The Wrangler TJ was a much needed update to the Wrangler brand. The new TJ model used the 4.0-liter, AMC 242 six-cylinder that produced 190 horsepower and 225 lb-ft of torque from 1996-2001, with an increase of 10 lb-ft of torque to the 2001-2006 engines. This 4.0-liter AMC engine was discontinued in 2006, when the TJ model was in its last year of production. The 2006 model also offered a four-cylinder 2.4-liter PowerTech engine that produced 150 horsepower and 165 lb-ft of torque. In 1999, the fuel tank standard switched to 19 gallons, but additional changes in 2002 and 2003 made it difficult to swap out parts from different TJ model years.

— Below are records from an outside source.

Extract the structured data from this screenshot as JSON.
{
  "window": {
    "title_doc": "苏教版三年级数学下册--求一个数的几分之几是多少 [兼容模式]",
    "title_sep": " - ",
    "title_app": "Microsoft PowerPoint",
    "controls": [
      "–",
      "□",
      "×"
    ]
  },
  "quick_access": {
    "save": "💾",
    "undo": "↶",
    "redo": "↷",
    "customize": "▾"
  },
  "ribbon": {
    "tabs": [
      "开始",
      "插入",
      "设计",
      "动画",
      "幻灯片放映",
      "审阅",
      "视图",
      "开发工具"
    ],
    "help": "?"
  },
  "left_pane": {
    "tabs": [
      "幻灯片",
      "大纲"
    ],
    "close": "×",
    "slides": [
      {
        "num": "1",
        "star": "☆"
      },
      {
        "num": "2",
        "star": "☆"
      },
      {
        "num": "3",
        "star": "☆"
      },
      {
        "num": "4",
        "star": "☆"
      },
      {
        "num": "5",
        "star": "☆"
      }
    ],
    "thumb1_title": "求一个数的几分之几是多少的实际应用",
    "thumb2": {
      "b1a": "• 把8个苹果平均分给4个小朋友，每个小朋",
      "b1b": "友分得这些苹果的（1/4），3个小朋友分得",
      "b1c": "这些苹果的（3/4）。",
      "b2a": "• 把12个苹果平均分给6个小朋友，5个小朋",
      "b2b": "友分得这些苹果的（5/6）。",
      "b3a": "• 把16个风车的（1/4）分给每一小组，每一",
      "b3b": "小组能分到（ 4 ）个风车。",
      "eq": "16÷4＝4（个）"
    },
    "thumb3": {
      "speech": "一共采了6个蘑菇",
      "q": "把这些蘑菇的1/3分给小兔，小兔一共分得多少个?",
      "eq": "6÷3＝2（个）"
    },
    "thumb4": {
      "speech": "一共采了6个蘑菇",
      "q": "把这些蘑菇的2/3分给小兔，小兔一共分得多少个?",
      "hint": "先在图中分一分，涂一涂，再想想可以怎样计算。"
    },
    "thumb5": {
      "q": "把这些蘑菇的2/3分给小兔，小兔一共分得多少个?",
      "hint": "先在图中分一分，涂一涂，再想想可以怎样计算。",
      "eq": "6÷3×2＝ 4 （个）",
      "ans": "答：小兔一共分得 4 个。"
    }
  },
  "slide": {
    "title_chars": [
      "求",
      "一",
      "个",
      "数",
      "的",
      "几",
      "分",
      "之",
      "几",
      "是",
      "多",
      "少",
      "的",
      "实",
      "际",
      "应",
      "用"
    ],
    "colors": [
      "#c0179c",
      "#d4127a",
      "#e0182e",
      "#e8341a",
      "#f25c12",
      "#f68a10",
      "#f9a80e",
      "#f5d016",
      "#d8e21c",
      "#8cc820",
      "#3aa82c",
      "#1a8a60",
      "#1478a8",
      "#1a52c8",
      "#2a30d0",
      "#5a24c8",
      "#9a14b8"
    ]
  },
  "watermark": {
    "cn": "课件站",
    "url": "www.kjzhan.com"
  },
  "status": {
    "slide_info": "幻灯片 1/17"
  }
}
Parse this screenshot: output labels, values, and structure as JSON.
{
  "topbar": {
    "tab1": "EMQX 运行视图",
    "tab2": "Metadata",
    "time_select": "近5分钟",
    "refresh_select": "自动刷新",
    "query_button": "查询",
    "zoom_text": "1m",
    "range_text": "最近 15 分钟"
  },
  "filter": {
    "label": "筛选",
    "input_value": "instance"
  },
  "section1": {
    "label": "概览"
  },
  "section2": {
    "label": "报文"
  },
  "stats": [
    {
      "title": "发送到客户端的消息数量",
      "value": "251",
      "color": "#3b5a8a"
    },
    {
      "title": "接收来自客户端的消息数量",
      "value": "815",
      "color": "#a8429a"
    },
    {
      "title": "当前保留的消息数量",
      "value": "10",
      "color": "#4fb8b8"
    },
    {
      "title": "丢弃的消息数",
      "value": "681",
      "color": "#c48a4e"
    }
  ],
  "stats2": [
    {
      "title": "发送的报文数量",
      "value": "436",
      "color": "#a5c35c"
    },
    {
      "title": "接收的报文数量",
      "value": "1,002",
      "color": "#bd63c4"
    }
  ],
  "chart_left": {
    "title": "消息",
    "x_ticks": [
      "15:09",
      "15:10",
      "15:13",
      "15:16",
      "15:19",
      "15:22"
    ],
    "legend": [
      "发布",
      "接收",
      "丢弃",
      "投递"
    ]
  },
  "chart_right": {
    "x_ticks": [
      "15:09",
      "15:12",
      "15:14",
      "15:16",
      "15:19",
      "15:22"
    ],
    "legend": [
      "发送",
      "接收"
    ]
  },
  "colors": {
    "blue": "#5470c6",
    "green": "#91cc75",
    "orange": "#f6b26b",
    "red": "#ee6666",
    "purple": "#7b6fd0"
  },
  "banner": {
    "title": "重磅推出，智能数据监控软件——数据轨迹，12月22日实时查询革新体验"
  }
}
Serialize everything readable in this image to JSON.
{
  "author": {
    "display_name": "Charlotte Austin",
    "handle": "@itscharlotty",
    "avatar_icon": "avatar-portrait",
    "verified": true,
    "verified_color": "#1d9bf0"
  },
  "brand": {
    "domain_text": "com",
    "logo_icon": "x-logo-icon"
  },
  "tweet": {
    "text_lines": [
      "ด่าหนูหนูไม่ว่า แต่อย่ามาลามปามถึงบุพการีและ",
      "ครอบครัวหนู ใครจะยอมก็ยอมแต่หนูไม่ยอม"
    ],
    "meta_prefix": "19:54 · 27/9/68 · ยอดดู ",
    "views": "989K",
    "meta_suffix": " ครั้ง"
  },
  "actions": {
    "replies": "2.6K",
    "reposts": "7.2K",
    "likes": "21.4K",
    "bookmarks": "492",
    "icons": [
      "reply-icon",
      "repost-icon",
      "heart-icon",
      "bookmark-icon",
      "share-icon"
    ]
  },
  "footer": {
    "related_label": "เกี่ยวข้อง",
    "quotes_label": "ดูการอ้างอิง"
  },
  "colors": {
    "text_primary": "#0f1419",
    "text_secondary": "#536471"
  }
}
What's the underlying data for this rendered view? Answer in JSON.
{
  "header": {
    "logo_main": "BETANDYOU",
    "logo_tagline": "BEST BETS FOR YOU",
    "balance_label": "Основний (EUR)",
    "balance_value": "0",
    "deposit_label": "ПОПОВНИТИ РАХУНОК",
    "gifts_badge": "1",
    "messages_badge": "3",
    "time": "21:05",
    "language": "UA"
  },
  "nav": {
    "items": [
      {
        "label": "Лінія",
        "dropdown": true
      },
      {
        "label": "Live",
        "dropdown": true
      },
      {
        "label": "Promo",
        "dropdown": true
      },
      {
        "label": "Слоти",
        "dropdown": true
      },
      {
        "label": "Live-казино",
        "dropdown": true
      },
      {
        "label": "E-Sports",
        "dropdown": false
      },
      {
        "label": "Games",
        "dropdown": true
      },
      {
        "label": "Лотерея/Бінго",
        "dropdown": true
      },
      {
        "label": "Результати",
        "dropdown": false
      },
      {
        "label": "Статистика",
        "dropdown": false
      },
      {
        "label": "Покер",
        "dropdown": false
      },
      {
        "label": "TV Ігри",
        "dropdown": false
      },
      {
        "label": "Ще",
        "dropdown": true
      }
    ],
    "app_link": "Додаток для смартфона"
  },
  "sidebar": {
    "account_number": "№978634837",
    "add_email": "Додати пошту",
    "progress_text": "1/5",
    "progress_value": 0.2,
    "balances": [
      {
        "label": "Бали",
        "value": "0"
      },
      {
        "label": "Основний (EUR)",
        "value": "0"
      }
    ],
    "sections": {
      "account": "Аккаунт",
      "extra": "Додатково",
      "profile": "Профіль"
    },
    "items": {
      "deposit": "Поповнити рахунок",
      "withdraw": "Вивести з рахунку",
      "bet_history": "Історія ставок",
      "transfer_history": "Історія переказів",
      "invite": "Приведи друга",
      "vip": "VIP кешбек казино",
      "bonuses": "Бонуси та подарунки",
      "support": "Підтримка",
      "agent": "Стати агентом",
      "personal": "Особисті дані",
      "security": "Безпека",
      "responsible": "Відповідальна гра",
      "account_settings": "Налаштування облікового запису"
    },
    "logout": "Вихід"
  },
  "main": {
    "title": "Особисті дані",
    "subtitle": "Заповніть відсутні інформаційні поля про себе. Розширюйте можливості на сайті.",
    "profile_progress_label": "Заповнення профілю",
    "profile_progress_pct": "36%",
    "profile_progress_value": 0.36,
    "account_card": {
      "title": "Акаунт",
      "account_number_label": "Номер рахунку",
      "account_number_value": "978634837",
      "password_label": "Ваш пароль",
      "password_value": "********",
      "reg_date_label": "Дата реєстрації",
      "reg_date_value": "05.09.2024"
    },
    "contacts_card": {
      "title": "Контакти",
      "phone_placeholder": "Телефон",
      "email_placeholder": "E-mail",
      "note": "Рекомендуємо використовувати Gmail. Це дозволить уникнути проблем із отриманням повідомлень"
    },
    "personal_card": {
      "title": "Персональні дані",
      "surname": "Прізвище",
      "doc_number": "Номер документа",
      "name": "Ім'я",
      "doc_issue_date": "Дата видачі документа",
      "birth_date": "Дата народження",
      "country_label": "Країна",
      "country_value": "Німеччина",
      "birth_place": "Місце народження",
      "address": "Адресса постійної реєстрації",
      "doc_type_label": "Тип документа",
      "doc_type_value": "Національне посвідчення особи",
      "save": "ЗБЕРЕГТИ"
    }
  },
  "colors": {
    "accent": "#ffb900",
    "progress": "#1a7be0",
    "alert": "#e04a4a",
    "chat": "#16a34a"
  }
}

The Rubicon was the most popular, and also the most capable, model in Jeep Wrangler production history. The Rubicon also included heavy-duty drive-shafts, electronic locking front and rear axles with Dana 44 front and rear differentials, electronic sway bar disconnects, and factory-installed rocker rails. The factory Wrangler also came with 31-inch tires, a suspension lift, and undercarriage skid plates for additional off-road protection.


2003 was a significant year for the Wrangler TJ, as it marks the year that the Rubicon trim was first released. From 1997 to 2002, the side door mirrors were metal framed that were painted black; 2003 to 2006 models switched to plastic materials. In 2003, the three-speed automatic transmission was replaced with a four-speed automatic that included an overdrive, essentially making it a five-speed transmission. The 2003 model also included slightly different hard and soft tops, as well as new color options. The standard Wrangler skid plate was also changed in 2003 to fit the larger transfer case the Rubicon was given, the NV2410R.

This version of Wrangler also marked the last edition that would feature signature AMC parts, as the AMC four-cylinder engine was retired after the 2002 model. From 2003 to 2006, there were only two engines offered by Jeep. The first was a 2.4-liter PowerTech engine with either a four-speed automatic transmission or a five- or six-speed manual transmission. The second was the 4.0-liter, AMC six-cylinder engine with a four-speed automatic transmission. A five-speed manual transmission was offered from 2000 to 2004, and a six-speed manual was offered from 2005 to 2006.

Wrangler offered over a dozen editions of the Wrangler TJ, frequently updating trims and accents. The SE ran from 1997 to 2006, and was fitted with the 2.5-liter AMC four-cylinder engine from 1997 to 2002 and the 2.4-liter PowerTech from 2003 to 2006. The 4.0-liter AMC six-cylinder engine was offered as an option from 2005 to 2006. The X model was available from 2002 to 2006, and came with the 4.0-liter engine; however, the Dana 44 rear axle was not an option for this model.

The Sport model was offered from 1997 to 2006 and came standard with the 4.0-liter engine. Unlike the X model, the Sport featured a Dana 35 rear axle, 3.73 gears, and 30-inch wheels as available options. Those who chose one of the six-cylinder engines could also upgrade to the Dana 44 axle, which featured 4.10 gears and a limited slip differential.